Searchers often have difficulty defining and expressing their information needs. The database structure and vocabulary requirements of the search system may be unknown to the searcher. For such searchers, looking is more inviting then formulating. Browsing is inherently active and engaging, and many users seem to prefer action and encounter to reflection and analysis. It could be said that richly interactive exploratory systems and sources attract such users. This may explain the popularity of the World Wide Web and its "browser" interfaces.

Reflection on the reasons and circumstances in which people browse should yield a new understanding of the importance of this activity. These insights should inform the design of information retrieval systems and lead to improved browsing capabilities in these systems. In the past browsing has often been viewed as a secondary or supplemental search strategy or technique to primary, query-oriented, directed, structured searching. Bates suggests that there may still be a "lingering tendency in information science to see browsing in contrast to directed searching, to see it as a casual, don't-know-what-I-want behavior that one engages in separately from 'regular' searching" (Bates, 1989).

Searching by browsing is a natural, preferred searching technique for many people, especially when they are engaged in "general purposive" information seeking. Ellis' research on the information seeking behavior of social scientists shows that various forms of browsing are a standard component of their research and "keeping aware" activities. He recommends that browsing of a variety of types of information that supplement the standard bibliographic record be provided in online retrieval systems (Ellis, 1989). Liebscher and Marchionini's (1988) research has demonstrated that browsing can be as effective in its results as structured, query-oriented Boolean searching, for novice searchers of full-text documents. Marchionini argues that because of the massive amounts of poorly organized information available in electronic form, browsing is even more important in electronic environments than in traditional environments like those presented by open-access libraries (Marchionini, 1987).

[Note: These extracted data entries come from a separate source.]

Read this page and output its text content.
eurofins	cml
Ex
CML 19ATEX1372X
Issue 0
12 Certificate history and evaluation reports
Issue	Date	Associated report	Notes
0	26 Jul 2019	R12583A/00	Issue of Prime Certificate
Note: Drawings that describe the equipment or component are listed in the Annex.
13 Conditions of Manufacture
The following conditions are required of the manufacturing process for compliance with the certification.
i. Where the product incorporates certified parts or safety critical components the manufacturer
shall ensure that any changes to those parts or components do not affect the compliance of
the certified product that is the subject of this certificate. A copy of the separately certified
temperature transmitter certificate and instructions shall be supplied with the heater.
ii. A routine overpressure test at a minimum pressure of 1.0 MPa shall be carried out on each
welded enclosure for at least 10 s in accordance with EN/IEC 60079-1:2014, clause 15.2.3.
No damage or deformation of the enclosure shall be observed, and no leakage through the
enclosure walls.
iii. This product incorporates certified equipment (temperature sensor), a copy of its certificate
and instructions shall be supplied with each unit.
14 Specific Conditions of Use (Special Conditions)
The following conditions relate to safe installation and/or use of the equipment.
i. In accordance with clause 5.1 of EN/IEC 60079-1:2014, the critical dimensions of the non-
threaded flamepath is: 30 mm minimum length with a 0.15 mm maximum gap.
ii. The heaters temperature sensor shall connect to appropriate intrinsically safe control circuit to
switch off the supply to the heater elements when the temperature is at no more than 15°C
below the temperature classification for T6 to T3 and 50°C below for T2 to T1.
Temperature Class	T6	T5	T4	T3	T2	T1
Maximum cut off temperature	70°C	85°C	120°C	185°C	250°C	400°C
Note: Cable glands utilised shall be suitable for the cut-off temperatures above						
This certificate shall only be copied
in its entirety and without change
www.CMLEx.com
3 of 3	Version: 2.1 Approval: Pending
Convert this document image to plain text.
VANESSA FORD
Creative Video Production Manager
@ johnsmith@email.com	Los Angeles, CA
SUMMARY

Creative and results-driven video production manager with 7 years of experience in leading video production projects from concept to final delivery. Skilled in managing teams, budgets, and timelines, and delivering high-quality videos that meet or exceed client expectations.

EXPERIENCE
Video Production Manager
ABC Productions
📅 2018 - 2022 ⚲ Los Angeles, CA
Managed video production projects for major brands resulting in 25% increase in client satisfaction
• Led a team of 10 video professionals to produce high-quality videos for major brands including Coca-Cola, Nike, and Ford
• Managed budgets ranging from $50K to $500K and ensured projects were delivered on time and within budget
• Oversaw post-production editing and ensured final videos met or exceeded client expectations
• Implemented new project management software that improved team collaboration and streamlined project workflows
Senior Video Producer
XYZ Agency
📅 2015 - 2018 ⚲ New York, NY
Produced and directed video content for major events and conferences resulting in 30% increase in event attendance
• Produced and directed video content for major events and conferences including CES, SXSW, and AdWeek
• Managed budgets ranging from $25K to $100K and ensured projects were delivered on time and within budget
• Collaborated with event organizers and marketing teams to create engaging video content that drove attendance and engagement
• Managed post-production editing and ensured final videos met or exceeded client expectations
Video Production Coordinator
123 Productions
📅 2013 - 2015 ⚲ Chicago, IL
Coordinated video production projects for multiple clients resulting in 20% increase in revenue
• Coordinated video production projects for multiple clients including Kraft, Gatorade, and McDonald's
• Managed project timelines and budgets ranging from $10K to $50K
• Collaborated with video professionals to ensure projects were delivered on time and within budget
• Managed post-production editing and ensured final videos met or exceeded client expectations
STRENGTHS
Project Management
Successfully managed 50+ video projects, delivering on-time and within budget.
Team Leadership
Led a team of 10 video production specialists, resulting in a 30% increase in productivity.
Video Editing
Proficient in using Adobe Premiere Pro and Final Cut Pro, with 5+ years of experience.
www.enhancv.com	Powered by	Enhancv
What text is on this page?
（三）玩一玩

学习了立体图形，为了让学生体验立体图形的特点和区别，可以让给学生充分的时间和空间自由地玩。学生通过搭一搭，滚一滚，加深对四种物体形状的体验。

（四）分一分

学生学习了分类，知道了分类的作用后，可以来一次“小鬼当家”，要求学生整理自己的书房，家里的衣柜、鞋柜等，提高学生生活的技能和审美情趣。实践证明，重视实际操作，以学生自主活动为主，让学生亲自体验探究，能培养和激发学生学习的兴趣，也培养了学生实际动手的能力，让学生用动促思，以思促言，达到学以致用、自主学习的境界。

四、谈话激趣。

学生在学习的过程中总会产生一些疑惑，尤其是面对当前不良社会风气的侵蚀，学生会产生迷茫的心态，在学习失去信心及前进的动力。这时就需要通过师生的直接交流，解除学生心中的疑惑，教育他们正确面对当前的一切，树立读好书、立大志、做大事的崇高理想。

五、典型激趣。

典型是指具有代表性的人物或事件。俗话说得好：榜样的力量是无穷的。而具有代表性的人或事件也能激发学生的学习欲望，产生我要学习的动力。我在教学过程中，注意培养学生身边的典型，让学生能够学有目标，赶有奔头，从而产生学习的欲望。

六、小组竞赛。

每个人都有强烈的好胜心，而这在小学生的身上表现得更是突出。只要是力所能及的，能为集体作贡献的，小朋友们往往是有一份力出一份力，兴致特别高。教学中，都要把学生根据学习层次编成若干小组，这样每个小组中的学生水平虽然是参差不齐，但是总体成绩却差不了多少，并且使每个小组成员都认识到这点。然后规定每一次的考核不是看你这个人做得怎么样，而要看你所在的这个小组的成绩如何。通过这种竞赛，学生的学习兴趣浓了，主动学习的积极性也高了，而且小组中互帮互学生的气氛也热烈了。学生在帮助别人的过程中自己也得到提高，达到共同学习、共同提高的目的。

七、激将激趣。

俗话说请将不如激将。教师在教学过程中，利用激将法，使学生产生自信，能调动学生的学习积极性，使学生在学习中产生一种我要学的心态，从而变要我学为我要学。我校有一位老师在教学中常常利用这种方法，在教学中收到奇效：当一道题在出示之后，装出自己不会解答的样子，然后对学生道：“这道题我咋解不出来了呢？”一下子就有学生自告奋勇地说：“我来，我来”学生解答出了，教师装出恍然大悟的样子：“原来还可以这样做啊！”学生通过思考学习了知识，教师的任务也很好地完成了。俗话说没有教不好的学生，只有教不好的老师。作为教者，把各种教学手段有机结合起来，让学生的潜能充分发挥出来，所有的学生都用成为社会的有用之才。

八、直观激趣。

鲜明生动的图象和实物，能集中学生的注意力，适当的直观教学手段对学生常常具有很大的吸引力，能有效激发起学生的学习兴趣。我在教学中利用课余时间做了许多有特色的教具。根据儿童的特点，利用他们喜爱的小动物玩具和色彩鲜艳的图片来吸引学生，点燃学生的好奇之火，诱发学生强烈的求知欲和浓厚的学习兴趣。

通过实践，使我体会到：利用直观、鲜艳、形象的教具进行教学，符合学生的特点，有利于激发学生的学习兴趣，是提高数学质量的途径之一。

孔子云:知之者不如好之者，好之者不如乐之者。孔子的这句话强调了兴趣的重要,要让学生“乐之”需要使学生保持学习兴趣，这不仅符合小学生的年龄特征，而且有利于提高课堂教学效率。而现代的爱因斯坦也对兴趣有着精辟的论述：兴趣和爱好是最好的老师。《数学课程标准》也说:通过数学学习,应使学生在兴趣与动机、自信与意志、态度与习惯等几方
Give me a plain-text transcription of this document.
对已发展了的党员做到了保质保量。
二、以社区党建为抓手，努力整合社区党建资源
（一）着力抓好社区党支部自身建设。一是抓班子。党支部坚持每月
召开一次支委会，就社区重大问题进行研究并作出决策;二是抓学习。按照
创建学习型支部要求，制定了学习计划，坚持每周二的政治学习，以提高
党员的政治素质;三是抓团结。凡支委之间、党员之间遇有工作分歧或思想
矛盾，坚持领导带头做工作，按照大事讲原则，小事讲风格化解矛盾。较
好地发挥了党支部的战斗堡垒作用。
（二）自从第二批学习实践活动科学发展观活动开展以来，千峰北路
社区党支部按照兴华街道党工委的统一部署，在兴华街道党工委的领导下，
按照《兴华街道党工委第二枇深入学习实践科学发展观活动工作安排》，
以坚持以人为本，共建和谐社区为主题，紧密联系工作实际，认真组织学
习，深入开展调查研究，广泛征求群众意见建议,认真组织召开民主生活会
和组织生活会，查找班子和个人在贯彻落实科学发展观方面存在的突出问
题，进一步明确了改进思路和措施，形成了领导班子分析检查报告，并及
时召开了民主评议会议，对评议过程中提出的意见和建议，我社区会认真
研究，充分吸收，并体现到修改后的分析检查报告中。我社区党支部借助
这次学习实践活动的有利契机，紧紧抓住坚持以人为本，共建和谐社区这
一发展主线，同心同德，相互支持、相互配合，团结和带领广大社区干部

There are a variety of information seeking needs, aims, and strategies that would seem to require searching by semi-directed exploration, recognition, and discovery, rather than searching by explicit query formulation-matching operations, whether aided or not by relevance feedback, query expansion techniques. Thus, it seems self-evident that users would greatly benefit from the development of computer-based information systems that support and encourage searching and exploration of electronic information resources via browsing or "berrypicking."

Designers of information retrieval systems and online catalogs should become more receptive to the browsing requirements of searchers, and begin to provide capabilities and search options in their systems that will support these requirements. Most IR systems support some aspects of browsing, but still implement the paradigm of direct, query-matching retrieval. Exploratory browsing also provides a suitable paradigm for information system design, and, perhaps, an even more representative one, given the many varieties of information needs and searching behavior.